さて、今回はどこまで絞り込めばオールドレンズが現代のレンズに追い付くかの検証なので、55mmZAの開放とロッコールレンズを絞りを変えながら比較していくことにする。

 


ロッコール50mmの開放。はっきりいってちょっとひどい。雪の上に盛大にフリンジが乗っているしそもそも結像してない。こうしてはっきり見せられるといくらオールド単焦点レンズとはいえびっくりする。ピントがあってないんじゃないかと思って確認したがちゃんとあってる。フィルム時代ではこれでも許されたのである。いちおうロッコールの名誉のために言っておくが、中央の描写はずっとマシで、開放値はF1.7だからほんのちょっと明るいし、さらにいえば彼はマウントアダプターと一緒に4000円で売られていた48年前の発売当時ですらSonnarより安い老戦士である。どうやったって無理がある。むしろ写ってるのが葉だとわかるだけエライ。

 



2.8まで絞り込んだ。ロッコールの絞りリングはクリックがF1.7の次はF2.8なのだ。
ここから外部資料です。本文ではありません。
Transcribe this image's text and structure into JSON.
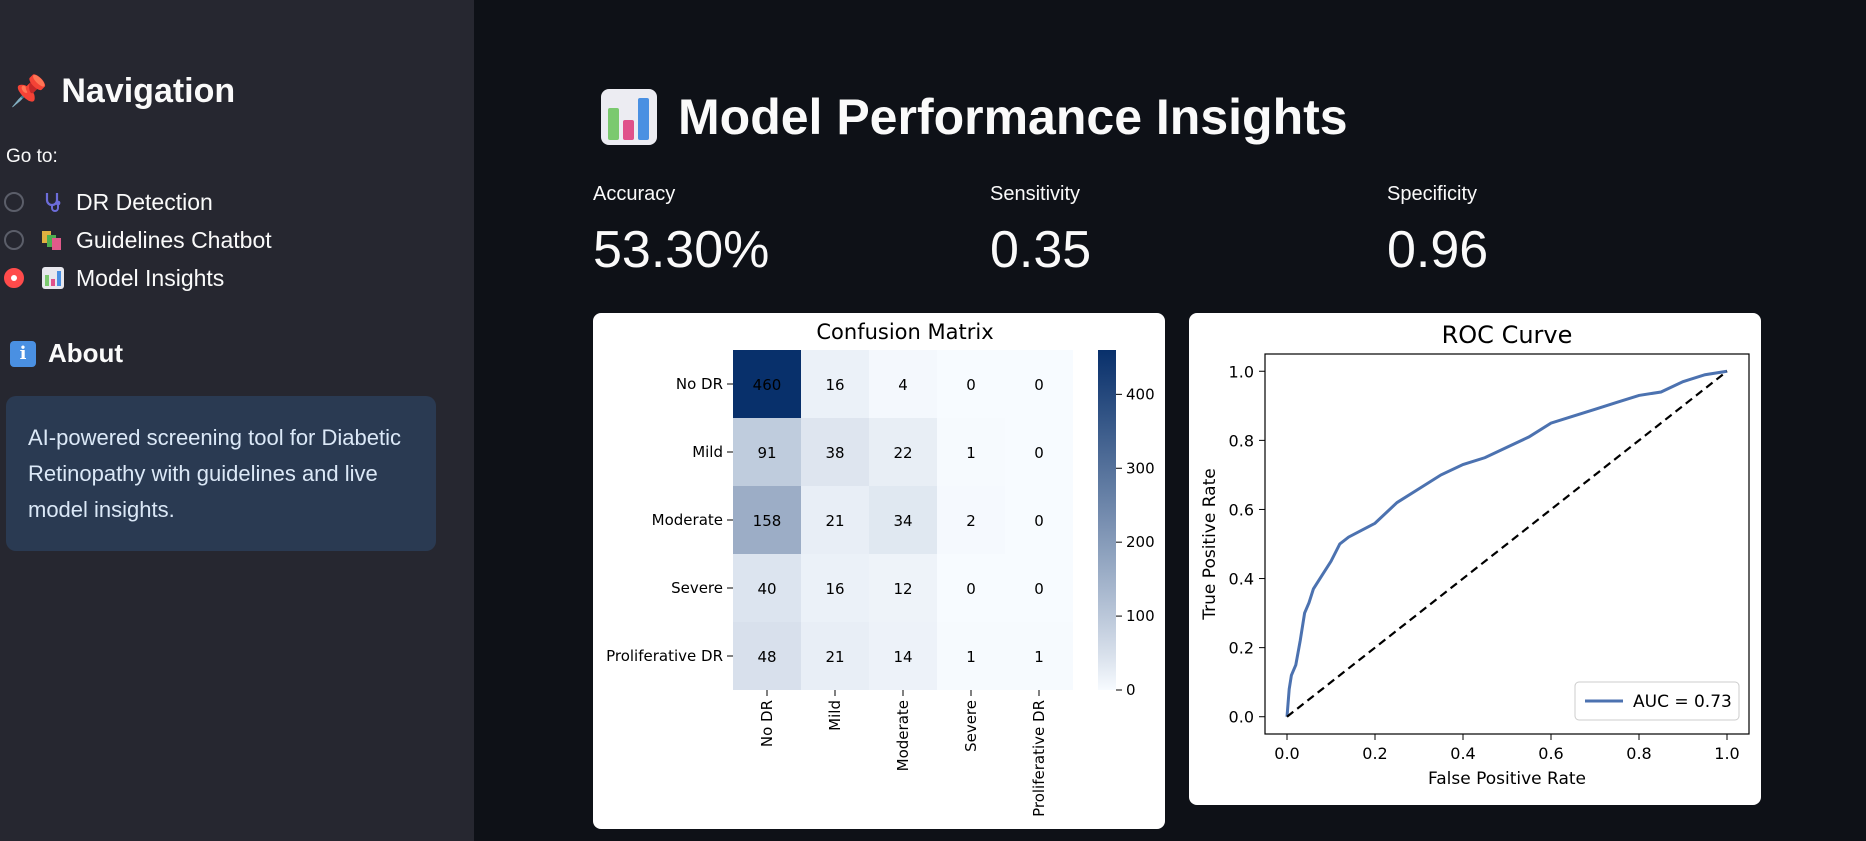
{
  "sidebar": {
    "nav_title": "Navigation",
    "nav_emoji": "📌",
    "goto_label": "Go to:",
    "items": [
      {
        "label": "DR Detection",
        "icon": "stethoscope-icon",
        "selected": false
      },
      {
        "label": "Guidelines Chatbot",
        "icon": "books-icon",
        "selected": false
      },
      {
        "label": "Model Insights",
        "icon": "bar-chart-icon",
        "selected": true
      }
    ],
    "about_title": "About",
    "about_text": "AI-powered screening tool for Diabetic Retinopathy with guidelines and live model insights."
  },
  "main": {
    "title": "Model Performance Insights",
    "metrics": [
      {
        "label": "Accuracy",
        "value": "53.30%"
      },
      {
        "label": "Sensitivity",
        "value": "0.35"
      },
      {
        "label": "Specificity",
        "value": "0.96"
      }
    ]
  },
  "chart_data": [
    {
      "type": "heatmap",
      "title": "Confusion Matrix",
      "row_labels": [
        "No DR",
        "Mild",
        "Moderate",
        "Severe",
        "Proliferative DR"
      ],
      "col_labels": [
        "No DR",
        "Mild",
        "Moderate",
        "Severe",
        "Proliferative DR"
      ],
      "values": [
        [
          460,
          16,
          4,
          0,
          0
        ],
        [
          91,
          38,
          22,
          1,
          0
        ],
        [
          158,
          21,
          34,
          2,
          0
        ],
        [
          40,
          16,
          12,
          0,
          0
        ],
        [
          48,
          21,
          14,
          1,
          1
        ]
      ],
      "colorbar_ticks": [
        0,
        100,
        200,
        300,
        400
      ],
      "colormap": "Blues"
    },
    {
      "type": "line",
      "title": "ROC Curve",
      "xlabel": "False Positive Rate",
      "ylabel": "True Positive Rate",
      "xlim": [
        0,
        1
      ],
      "ylim": [
        0,
        1
      ],
      "xticks": [
        "0.0",
        "0.2",
        "0.4",
        "0.6",
        "0.8",
        "1.0"
      ],
      "yticks": [
        "0.0",
        "0.2",
        "0.4",
        "0.6",
        "0.8",
        "1.0"
      ],
      "legend": "AUC = 0.73",
      "legend_position": "lower-right",
      "series": [
        {
          "name": "AUC = 0.73",
          "color": "#4c72b0",
          "x": [
            0,
            0.005,
            0.01,
            0.02,
            0.03,
            0.04,
            0.05,
            0.06,
            0.08,
            0.1,
            0.12,
            0.14,
            0.17,
            0.2,
            0.25,
            0.3,
            0.35,
            0.4,
            0.45,
            0.5,
            0.55,
            0.6,
            0.65,
            0.7,
            0.75,
            0.8,
            0.85,
            0.9,
            0.95,
            1.0
          ],
          "y": [
            0,
            0.08,
            0.12,
            0.15,
            0.22,
            0.3,
            0.33,
            0.37,
            0.41,
            0.45,
            0.5,
            0.52,
            0.54,
            0.56,
            0.62,
            0.66,
            0.7,
            0.73,
            0.75,
            0.78,
            0.81,
            0.85,
            0.87,
            0.89,
            0.91,
            0.93,
            0.94,
            0.97,
            0.99,
            1.0
          ]
        },
        {
          "name": "",
          "color": "#000000",
          "dashed": true,
          "x": [
            0,
            1
          ],
          "y": [
            0,
            1
          ]
        }
      ]
    }
  ]
}
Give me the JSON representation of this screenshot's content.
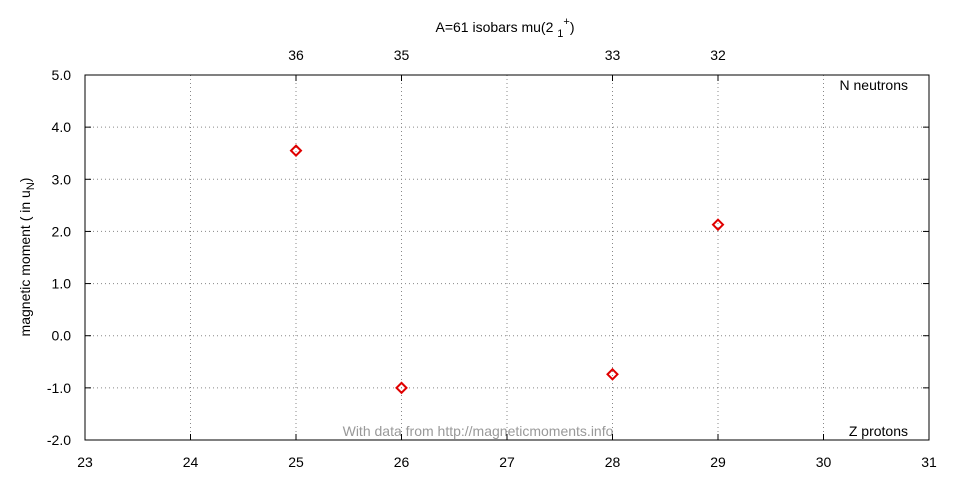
{
  "chart_data": {
    "type": "scatter",
    "title": {
      "text": "A=61 isobars mu(2 ",
      "sub": "1",
      "sup": "+",
      "end": ")"
    },
    "y_label": {
      "text": "magnetic moment ( in u",
      "sub": "N",
      "end": ")"
    },
    "x_label": "Z protons",
    "x2_label": "N neutrons",
    "annotation": "With data from http://magneticmoments.info",
    "series": [
      {
        "color": "#e00000",
        "x": [
          25,
          26,
          28,
          29
        ],
        "values": [
          3.55,
          -1.0,
          -0.74,
          2.13
        ]
      }
    ],
    "xlim": [
      23,
      31
    ],
    "xticks": [
      23,
      24,
      25,
      26,
      27,
      28,
      29,
      30,
      31
    ],
    "ylim": [
      -2,
      5
    ],
    "yticks": [
      {
        "value": -2,
        "label": "-2.0"
      },
      {
        "value": -1,
        "label": "-1.0"
      },
      {
        "value": 0,
        "label": "0.0"
      },
      {
        "value": 1,
        "label": "1.0"
      },
      {
        "value": 2,
        "label": "2.0"
      },
      {
        "value": 3,
        "label": "3.0"
      },
      {
        "value": 4,
        "label": "4.0"
      },
      {
        "value": 5,
        "label": "5.0"
      }
    ],
    "x2ticks": [
      {
        "value": 25,
        "label": "36"
      },
      {
        "value": 26,
        "label": "35"
      },
      {
        "value": 28,
        "label": "33"
      },
      {
        "value": 29,
        "label": "32"
      }
    ],
    "grid": true
  }
}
解像感はちょっとあがったがフリンジが目立つようになりかえって汚くなっている気がする。まだまだSonnarには遠く及ばない。

 

 


F4なので2段以上絞り込んでいるがまだまだ追い付いていない。フリンジは消えたので実用はこのあたりからだろう。

 

 

ここまでくると急激に改善してほとんど同等レベルになっている。雪の軌跡からシャッタースピードの違いを掴んでもらいたい。厳しく見ればまだSonnarのほうが綺麗に写っているが、焦点距離が5mm違うので実質同等とみても良いだろう。

 

 


F8まで絞ると画質はさらに向上する。ダブルガウスレンズの素晴らしいところは絞れば絞るほど急激に性能があがっていくところだ。まさにレンズ構成の主人公である。戦前から現代まで使われ続けているレンズ構成だけのことはある。フリンジまで考慮すると描写はSonnarの開放を追い抜いたといっていいと思う。

 

 


F8で比較する。まあ、Sonnarのほうが上だがロッコールだって負けていない。Sony FE 50mm F1.8とかCANON EF50mm F1.8も同様のダブルガウスであり、設計は大差ないので、似たような感じの描写になっていくと思われる。実際シャドーの落ち方などはよく似ていた。もっとも、コーティングが違うからロッコールとFE 50mm F1.8では逆光耐性はぜんぜん違うだろうが。

 

結論、F5.6くらいまで絞ればオールドレンズでも、高画素機で実用画質になる。老戦士侮るべからず。